MIAMI–Last night, part-time Miami resident Bruce Weber hosted a signing for his new book, All-American Volume Twelve: A Book of Lessons amidst of Art Basel-mania at The Standard.
All-American is a kind of photography book-meets-arts journal, a compendium of portraits of and writing about talented people from all walks of life. It includes everyone from the late author and oral historian Studs Terkel to the legendary fashion editor Polly Mellen, and there’s also poetry by Frank O’Hara.
While party guests including Chelsea Handler–who attended with her beau, hotelier Andre Balazs–Riccardo Tisci and Anouck Lepere sipped tequila in the Standard’s waterfront garden, we caught up with Weber for some questions about the inspiration behind All-American, working with Grace Coddington, and whether we can expect a gay kiss in an Abercrombie ad anytime soon.

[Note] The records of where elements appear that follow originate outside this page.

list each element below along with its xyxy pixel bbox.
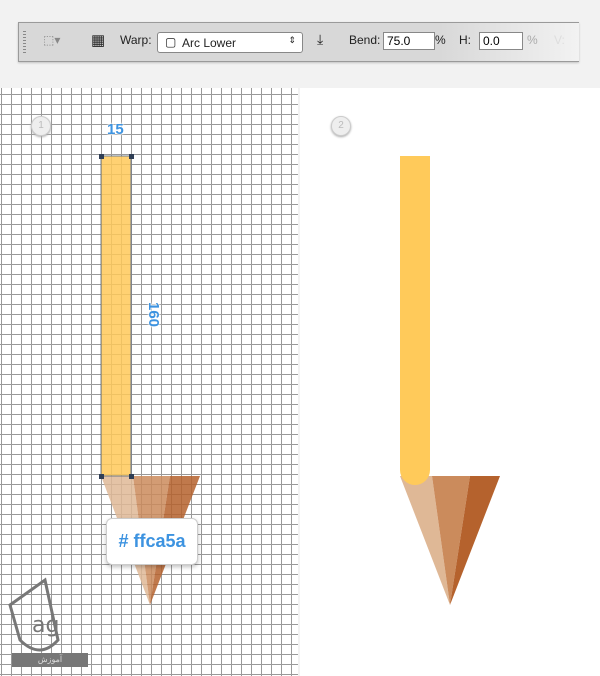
svg-text:ag: ag: [32, 613, 59, 638]
watermark-text: آموزش: [12, 653, 88, 667]
watermark-logo-icon: ag: [8, 577, 60, 652]
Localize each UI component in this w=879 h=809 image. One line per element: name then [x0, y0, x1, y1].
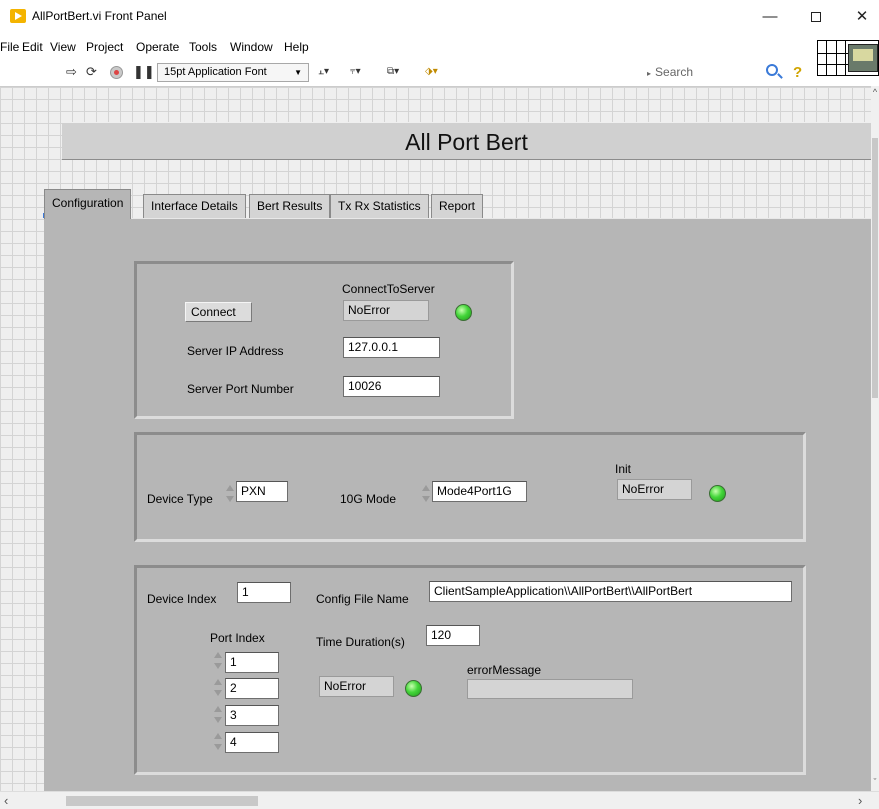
tab-report[interactable]: Report [431, 194, 484, 218]
connect-button[interactable]: Connect [185, 302, 252, 322]
server-port-label: Server Port Number [187, 382, 294, 396]
font-select[interactable]: 15pt Application Font ▼ [157, 63, 309, 82]
title-bar: AllPortBert.vi Front Panel — ✕ [0, 0, 879, 32]
mode-spinner[interactable] [421, 483, 431, 504]
device-type-spinner[interactable] [225, 483, 235, 504]
minimize-button[interactable]: — [748, 4, 792, 30]
server-port-field[interactable]: 10026 [343, 376, 440, 397]
maximize-icon [811, 12, 821, 23]
vertical-scroll-thumb[interactable] [872, 138, 878, 398]
port-configuration-group: Device Index 1 Config File Name ClientSa… [134, 565, 806, 775]
search-placeholder: Search [655, 65, 694, 79]
error-message-indicator [467, 679, 633, 699]
time-duration-field[interactable]: 120 [426, 625, 480, 646]
init-status-led [709, 485, 726, 502]
port-index-field-1[interactable]: 1 [225, 652, 279, 673]
window-title: AllPortBert.vi Front Panel [32, 9, 167, 23]
tab-interface-details[interactable]: Interface Details [143, 194, 246, 218]
vertical-scrollbar[interactable]: ^ ˇ [871, 86, 879, 791]
close-button[interactable]: ✕ [840, 4, 879, 30]
chevron-down-icon: ▼ [294, 68, 302, 77]
port-index-field-4[interactable]: 4 [225, 732, 279, 753]
port-index-spinner-1[interactable] [213, 650, 223, 671]
server-ip-field[interactable]: 127.0.0.1 [343, 337, 440, 358]
menu-operate[interactable]: Operate [136, 40, 179, 54]
config-file-label: Config File Name [316, 592, 409, 606]
title-decoration: All Port Bert [62, 122, 871, 160]
port-index-spinner-2[interactable] [213, 677, 223, 698]
connect-status-led [455, 304, 472, 321]
font-select-value: 15pt Application Font [164, 66, 267, 78]
port-index-spinner-4[interactable] [213, 731, 223, 752]
port-index-spinner-3[interactable] [213, 704, 223, 725]
scroll-up-icon[interactable]: ^ [871, 86, 879, 98]
search-icon[interactable] [766, 64, 778, 76]
device-type-field[interactable]: PXN [236, 481, 288, 502]
time-duration-label: Time Duration(s) [316, 635, 405, 649]
labview-app-icon [10, 9, 26, 23]
server-ip-label: Server IP Address [187, 344, 284, 358]
abort-execution-icon[interactable] [110, 66, 123, 79]
mode-label: 10G Mode [340, 492, 397, 506]
context-help-icon[interactable]: ? [793, 64, 802, 81]
config-file-field[interactable]: ClientSampleApplication\\AllPortBert\\Al… [429, 581, 792, 602]
tab-panel-configuration: ConnectToServer Connect NoError Server I… [44, 218, 871, 791]
horizontal-scrollbar[interactable]: ‹ › [0, 791, 879, 809]
scroll-down-icon[interactable]: ˇ [871, 776, 879, 788]
horizontal-scroll-thumb[interactable] [66, 796, 258, 806]
port-index-field-2[interactable]: 2 [225, 678, 279, 699]
connect-status-label: ConnectToServer [342, 282, 435, 296]
init-status-indicator: NoError [617, 479, 692, 500]
toolbar: ⇨ ⟳ ❚❚ 15pt Application Font ▼ ⫠▾ ⫧▾ ⧉▾ … [0, 58, 879, 86]
config-status-indicator: NoError [319, 676, 394, 697]
run-continuously-icon[interactable]: ⟳ [86, 65, 97, 79]
mode-field[interactable]: Mode4Port1G [432, 481, 527, 502]
reorder-icon[interactable]: ⬗▾ [425, 63, 438, 81]
align-objects-icon[interactable]: ⫠▾ [318, 63, 329, 81]
tab-configuration[interactable]: Configuration [44, 189, 132, 219]
distribute-objects-icon[interactable]: ⫧▾ [350, 63, 361, 81]
page-title: All Port Bert [405, 129, 528, 155]
scroll-right-icon[interactable]: › [858, 793, 862, 808]
menu-project[interactable]: Project [86, 40, 123, 54]
pause-icon[interactable]: ❚❚ [133, 65, 155, 79]
menu-tools[interactable]: Tools [189, 40, 217, 54]
init-label: Init [615, 462, 632, 476]
error-message-label: errorMessage [467, 663, 542, 677]
tab-bert-results[interactable]: Bert Results [249, 194, 331, 218]
device-index-label: Device Index [147, 592, 217, 606]
connect-status-indicator: NoError [343, 300, 429, 321]
menu-bar: File Edit View Project Operate Tools Win… [0, 38, 820, 56]
front-panel-canvas: All Port Bert Configuration Interface De… [0, 86, 871, 791]
menu-help[interactable]: Help [284, 40, 309, 54]
device-type-label: Device Type [147, 492, 213, 506]
maximize-button[interactable] [794, 4, 838, 30]
search-caret-icon: ▸ [647, 69, 652, 78]
menu-view[interactable]: View [50, 40, 76, 54]
menu-edit[interactable]: Edit [22, 40, 43, 54]
device-index-field[interactable]: 1 [237, 582, 291, 603]
menu-file[interactable]: File [0, 40, 19, 54]
tab-tx-rx-statistics[interactable]: Tx Rx Statistics [330, 194, 429, 218]
resize-objects-icon[interactable]: ⧉▾ [387, 63, 399, 81]
scroll-left-icon[interactable]: ‹ [4, 793, 8, 808]
run-arrow-icon[interactable]: ⇨ [66, 65, 77, 79]
device-settings-group: Device Type PXN 10G Mode Mode4Port1G Ini… [134, 432, 806, 542]
config-status-led [405, 680, 422, 697]
menu-window[interactable]: Window [230, 40, 273, 54]
server-connection-group: ConnectToServer Connect NoError Server I… [134, 261, 514, 419]
port-index-label: Port Index [210, 631, 265, 645]
port-index-field-3[interactable]: 3 [225, 705, 279, 726]
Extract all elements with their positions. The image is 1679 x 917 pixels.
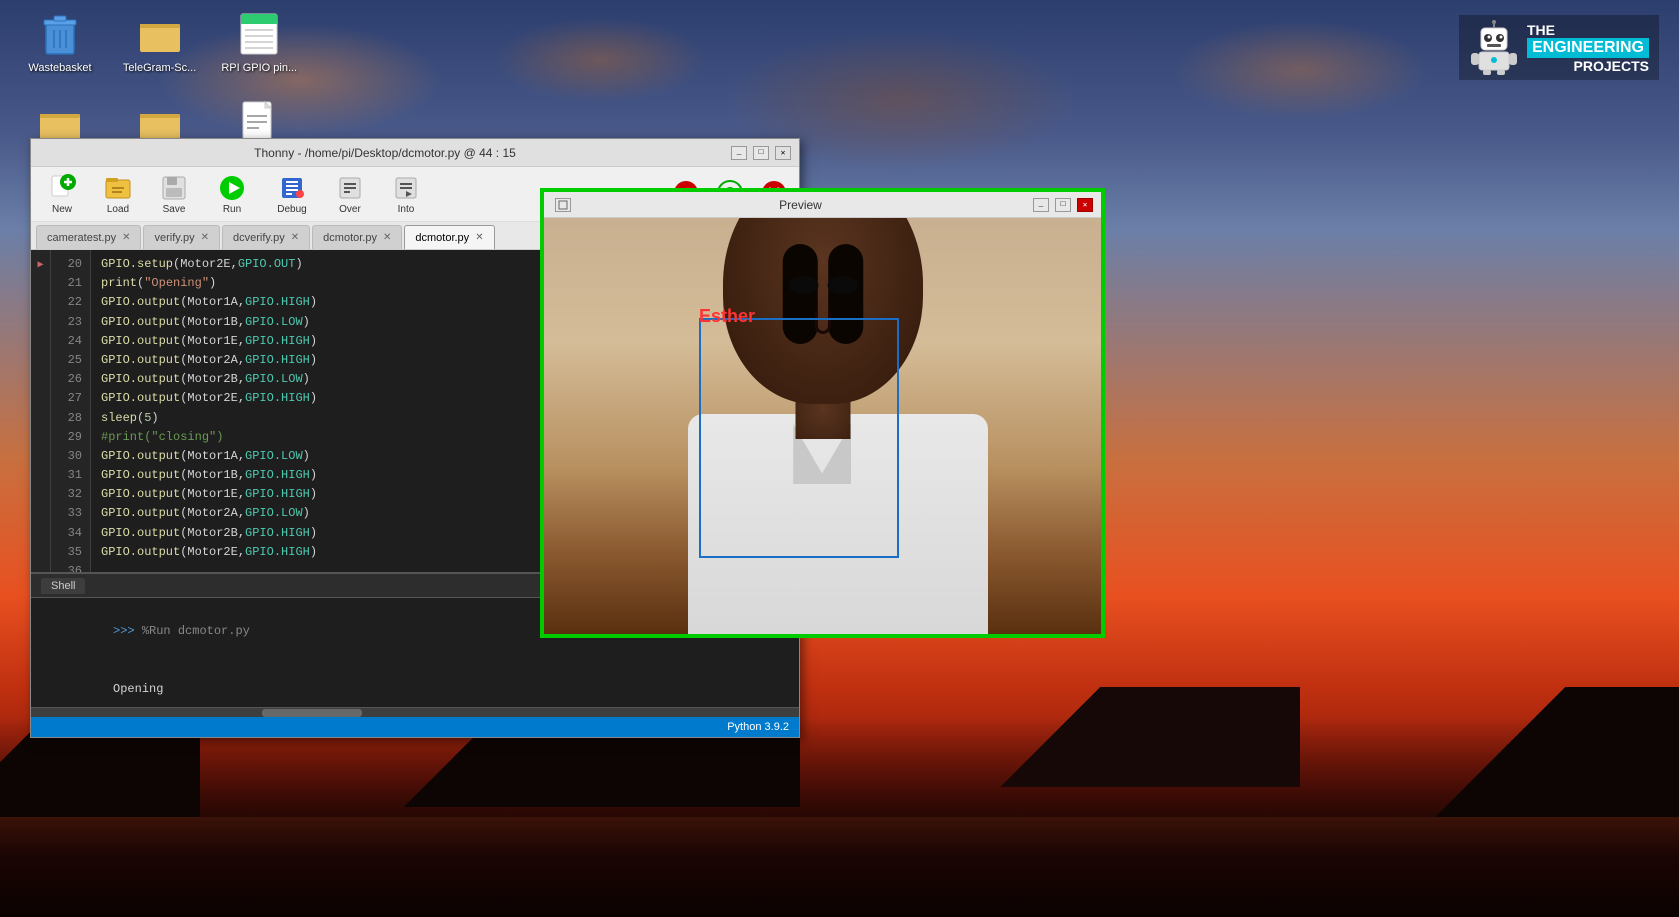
tab-dcmotor2-close[interactable]: ✕ (475, 232, 483, 243)
desktop-icon-rpi-gpio[interactable]: RPI GPIO pin... (219, 10, 299, 74)
left-eye (788, 276, 818, 294)
right-eye (827, 276, 857, 294)
rpi-gpio-label: RPI GPIO pin... (221, 62, 297, 74)
telegram-folder-icon (136, 10, 184, 58)
debug-icon (278, 174, 306, 202)
preview-right-controls: _ □ ✕ (1030, 198, 1093, 212)
robot-icon (1469, 20, 1519, 75)
preview-title: Preview (571, 198, 1030, 212)
load-icon (104, 174, 132, 202)
tab-dcverify-close[interactable]: ✕ (291, 232, 299, 243)
run-label: Run (223, 204, 241, 215)
over-button[interactable]: Over (324, 170, 376, 218)
desktop-icon-telegram[interactable]: TeleGram-Sc... (120, 10, 200, 74)
minimize-button[interactable]: _ (731, 146, 747, 160)
over-icon (336, 174, 364, 202)
save-label: Save (163, 204, 186, 215)
tab-cameratest[interactable]: cameratest.py ✕ (36, 225, 141, 249)
logo-text: THE ENGINEERING PROJECTS (1527, 22, 1649, 74)
into-button[interactable]: Into (380, 170, 432, 218)
camera-feed: Esther (544, 218, 1101, 634)
new-label: New (52, 204, 72, 215)
load-label: Load (107, 204, 129, 215)
wastebasket-icon (36, 10, 84, 58)
engineering-projects-logo: THE ENGINEERING PROJECTS (1459, 15, 1659, 80)
desktop-icon-wastebasket[interactable]: Wastebasket (20, 10, 100, 74)
preview-minimize[interactable]: _ (1033, 198, 1049, 212)
rpi-gpio-icon (235, 10, 283, 58)
horizontal-scrollbar[interactable] (31, 707, 799, 717)
tab-cameratest-close[interactable]: ✕ (122, 232, 130, 243)
tab-verify[interactable]: verify.py ✕ (143, 225, 220, 249)
logo-the: THE (1527, 22, 1649, 38)
h-scroll-thumb[interactable] (262, 709, 362, 717)
face-detection-box (699, 318, 899, 558)
water-reflection (0, 817, 1679, 917)
telegram-label: TeleGram-Sc... (123, 62, 196, 74)
tab-dcmotor1-close[interactable]: ✕ (383, 232, 391, 243)
preview-window: Preview _ □ ✕ (540, 188, 1105, 638)
line-numbers: 2021222324252627282930313233343536373839… (51, 250, 91, 572)
tab-verify-close[interactable]: ✕ (201, 232, 209, 243)
logo-engineering: ENGINEERING (1527, 38, 1649, 58)
close-button[interactable]: ✕ (775, 146, 791, 160)
over-label: Over (339, 204, 361, 215)
save-icon (160, 174, 188, 202)
preview-small-btn[interactable] (555, 198, 571, 212)
new-button[interactable]: New (36, 170, 88, 218)
new-icon (48, 174, 76, 202)
into-icon (392, 174, 420, 202)
into-label: Into (398, 204, 415, 215)
thonny-title: Thonny - /home/pi/Desktop/dcmotor.py @ 4… (39, 146, 731, 160)
debug-button[interactable]: Debug (264, 170, 320, 218)
desktop-icons-row1: Wastebasket TeleGram-Sc... RPI GPIO pin.… (20, 10, 309, 74)
thonny-title-bar: Thonny - /home/pi/Desktop/dcmotor.py @ 4… (31, 139, 799, 167)
preview-close[interactable]: ✕ (1077, 198, 1093, 212)
preview-title-bar: Preview _ □ ✕ (544, 192, 1101, 218)
status-bar: Python 3.9.2 (31, 717, 799, 737)
shell-tab-label[interactable]: Shell (41, 578, 85, 594)
save-button[interactable]: Save (148, 170, 200, 218)
window-controls: _ □ ✕ (731, 146, 791, 160)
tab-dcmotor2[interactable]: dcmotor.py ✕ (404, 225, 494, 249)
preview-left-controls (552, 198, 571, 212)
run-icon (218, 174, 246, 202)
load-button[interactable]: Load (92, 170, 144, 218)
code-gutter: ▶ (31, 250, 51, 572)
run-button[interactable]: Run (204, 170, 260, 218)
person-name-label: Esther (699, 306, 755, 327)
preview-maximize[interactable]: □ (1055, 198, 1071, 212)
tab-dcmotor1[interactable]: dcmotor.py ✕ (312, 225, 402, 249)
shell-line-2: Opening (41, 661, 789, 707)
wastebasket-label: Wastebasket (28, 62, 91, 74)
logo-projects: PROJECTS (1527, 58, 1649, 74)
python-version: Python 3.9.2 (727, 721, 789, 733)
maximize-button[interactable]: □ (753, 146, 769, 160)
debug-label: Debug (277, 204, 306, 215)
tab-dcverify[interactable]: dcverify.py ✕ (222, 225, 310, 249)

Fashionista: What was the inspiration for your book?
Bruce Weber: The book came about from wanting to photograph different characters. It’s less about working in a fashion context, and more about just showing these incredible individuals. They’re all very inspiring to me in different ways.
You play a pretty big role in Grace Coddington’s new memoir, Grace. She speaks very highly of working with you. Have you read it?
I have it on my nightstand and I’m reading it now, but I haven’t finished the whole thing. I’ll pick it up and read a chapter of it or a section here and there. I love that she wrote it and I think it’s such a great book. But as far as the parts about me go, it does feel very strange to read about yourself.
Do you have any favorite memories of working with Grace?
Well, the first shoot we ever did was pretty memorable. It was in Australia.
She writes about that shoot in the book!
I remember we wanted to photograph a kangaroo, so we were looking all over for a pet kangaroo. We got on the radio, which at the time was how you communicated way out in the outback, and we asked if anybody had a pet kangaroo that we could use for a fashion shoot. And we got so many responses! We were staying in a little hotel above a bar in the middle of nowhere, and all these strangers were willing to let us photograph their kangaroos. We had to pick a model, and so I asked this one woman what she named her kangaroo. And she just looked at me and said, “Roo.” So I said that’s it! That’s our girl.
You caused a bit of a stir on the Internet earlier this year with a video you made for Abercrombie. It was of the group of men wrestling, and it included a brief moment where it seemed that two of the guys kissed. Were you surprised that it got such a reaction?
I guess i just didn’t think it was that big of a deal. You know, I feel like men kiss each other all the time. It doesn’t have to be in a sexual context — there are all kinds of contexts where men can be physically close or intimate without it necessarily meaning that. Athletes kiss each other after games. It doesn’t have to be a sexual thing.
Do you think that Abercrombie might feature a gay kiss in an ad in the future?
Do you mean with my work or with someone else’s?
We’re here tonight for you, so let’s say with your work.
In my work? Sure! I photograph men kissing all the time. I don’t see any reason why not!